Pinata: A Novel (Gout)

Pinata: A Novel
by Leopoldo Gout (2023)

(Not a review, just some notes to help me remember the things I've read. But written this way because it's the Internet, and some people will stumble across this page.)

This was a pandemic book club alternate selection. It wasn't selected. However, given the wait time for the book, I reserved it before the poll results were in. I listened to most of the book, and I read it in its entirety. Since I finished reading it, I didn't feel the need to finish listening.

I read this book before The Saint of Bright Doors but I forgot to include it in the blog when I was catching up with my backlog. Oops. I read this a month ago, end of March, begining of April. I could check Libby to see when I checked it out, but it's not that important.

Pinata sits on top as the best book I've read this year although it isn't perfect. I believe I gave it 4 stars on Good Reads, and I would give it 4.5 out of 5 here. I enjoyed it, but the ending was a little off for me.

The book opens centuries ago with Mexico being conquered and a church being constructed on Mexican burial grounds. The priests there find pinatas, the ancient kind made of dead bodies, and destroy them. One priests suffers a horrible supernatural death because of it.

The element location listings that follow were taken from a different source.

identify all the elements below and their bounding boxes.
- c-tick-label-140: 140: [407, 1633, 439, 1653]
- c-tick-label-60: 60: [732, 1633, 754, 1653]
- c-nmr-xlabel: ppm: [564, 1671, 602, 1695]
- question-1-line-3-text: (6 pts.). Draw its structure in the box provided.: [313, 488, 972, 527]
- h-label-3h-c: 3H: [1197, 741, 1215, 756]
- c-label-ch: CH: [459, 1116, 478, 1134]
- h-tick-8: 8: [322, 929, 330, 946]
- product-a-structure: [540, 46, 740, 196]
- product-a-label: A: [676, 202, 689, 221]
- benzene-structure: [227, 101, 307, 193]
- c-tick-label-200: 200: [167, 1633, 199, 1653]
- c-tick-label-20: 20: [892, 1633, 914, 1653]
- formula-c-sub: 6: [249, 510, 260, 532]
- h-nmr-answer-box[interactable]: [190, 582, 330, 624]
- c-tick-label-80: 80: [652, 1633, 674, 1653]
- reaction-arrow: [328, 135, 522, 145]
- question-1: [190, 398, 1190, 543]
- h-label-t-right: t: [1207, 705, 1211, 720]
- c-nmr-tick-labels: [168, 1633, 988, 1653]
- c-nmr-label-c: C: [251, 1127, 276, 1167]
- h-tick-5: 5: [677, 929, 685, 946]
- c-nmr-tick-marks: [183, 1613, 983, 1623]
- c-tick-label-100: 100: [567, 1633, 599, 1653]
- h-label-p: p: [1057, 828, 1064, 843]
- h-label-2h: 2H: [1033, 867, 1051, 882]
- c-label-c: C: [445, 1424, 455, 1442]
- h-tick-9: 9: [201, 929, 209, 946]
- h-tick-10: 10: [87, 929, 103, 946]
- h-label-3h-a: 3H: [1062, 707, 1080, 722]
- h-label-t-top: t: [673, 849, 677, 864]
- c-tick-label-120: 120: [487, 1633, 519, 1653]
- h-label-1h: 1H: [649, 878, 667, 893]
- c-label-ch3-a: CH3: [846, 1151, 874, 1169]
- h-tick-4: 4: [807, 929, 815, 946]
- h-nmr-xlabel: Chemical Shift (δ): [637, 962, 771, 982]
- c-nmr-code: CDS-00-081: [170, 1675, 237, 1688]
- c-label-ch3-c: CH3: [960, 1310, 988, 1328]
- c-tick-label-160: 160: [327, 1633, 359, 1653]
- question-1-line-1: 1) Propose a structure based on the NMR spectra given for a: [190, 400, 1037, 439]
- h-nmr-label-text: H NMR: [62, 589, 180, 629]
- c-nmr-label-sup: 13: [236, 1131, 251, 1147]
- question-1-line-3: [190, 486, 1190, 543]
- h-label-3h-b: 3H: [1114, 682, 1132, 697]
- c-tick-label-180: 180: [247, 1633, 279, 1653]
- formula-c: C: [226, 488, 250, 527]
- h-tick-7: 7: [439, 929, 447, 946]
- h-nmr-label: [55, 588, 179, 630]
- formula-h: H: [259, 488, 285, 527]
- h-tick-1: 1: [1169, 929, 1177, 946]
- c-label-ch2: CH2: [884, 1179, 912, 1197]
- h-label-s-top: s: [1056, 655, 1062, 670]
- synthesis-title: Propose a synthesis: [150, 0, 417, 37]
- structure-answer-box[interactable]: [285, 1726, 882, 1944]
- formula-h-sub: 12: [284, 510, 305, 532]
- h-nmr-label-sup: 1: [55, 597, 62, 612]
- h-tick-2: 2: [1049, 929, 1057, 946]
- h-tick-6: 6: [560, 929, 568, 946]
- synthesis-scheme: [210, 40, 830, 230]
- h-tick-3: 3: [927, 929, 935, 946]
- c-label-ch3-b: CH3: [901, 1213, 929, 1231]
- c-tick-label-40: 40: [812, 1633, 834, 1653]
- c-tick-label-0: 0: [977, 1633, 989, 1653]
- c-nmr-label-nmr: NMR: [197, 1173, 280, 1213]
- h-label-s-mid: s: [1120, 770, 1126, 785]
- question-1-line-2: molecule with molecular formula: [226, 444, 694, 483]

Flash forward to the present day. The church is being restored to create a boutique hotel. Carmen Sanchez is an architect sent to Mexcio to oversee the work. She faces sexism and nationalism -- she's of Mexican heritage but still a foreighner. It's summertime, so she brings her two daughters. One, Izel, is a teen who hates that she was dragged along instead of going to drama camp with her friends (she has lots of teen drama) and who has a secret boyfriend that she's constantly texting. The younger daughter, Luna, is a bit of a misfit in school but she devours all the curiousities that Mexico has to offer.

A Mexican woman who works at city hall, Yoltzi, has the ability to see spirits, an ability she's always had. (I have to admit, when first reading, I thought she was an older woman, not someone in her 20s or 30s.) She spots Luna being followed by spirits and is worried that her openness makes her vulnerable to spirits taken over her.

When an accident at the cathedral causes a wall to be broken and a secret chamber (not on any of the floorplans going back hundreds of years) is revealed, containing some of the pinatas we read about earlier. Because of the incident, Sanchez is recalled to New York, but not before Luna steals one of the pinatas and manages to get in through custons. (She had a jar of crickets which would've been confiscated instead except that she ate them.

Once back in New York, the weirdness which started in Mexico starts to ramp up, and Luna is at the center of it.

Yoltzi, along with other side characters Father VerĂ³n and Quauhtli, try to get to New York. Here is where I was less happy with the book. It's not that I want characters to have Plot Armor but they don't need to have unnecessary targets on their backs either. It doesn't come down to one person standing, which if it had, I would've knocked a full star off my rating.

I enjoyed the book overall although the pacing was off a bit here and there.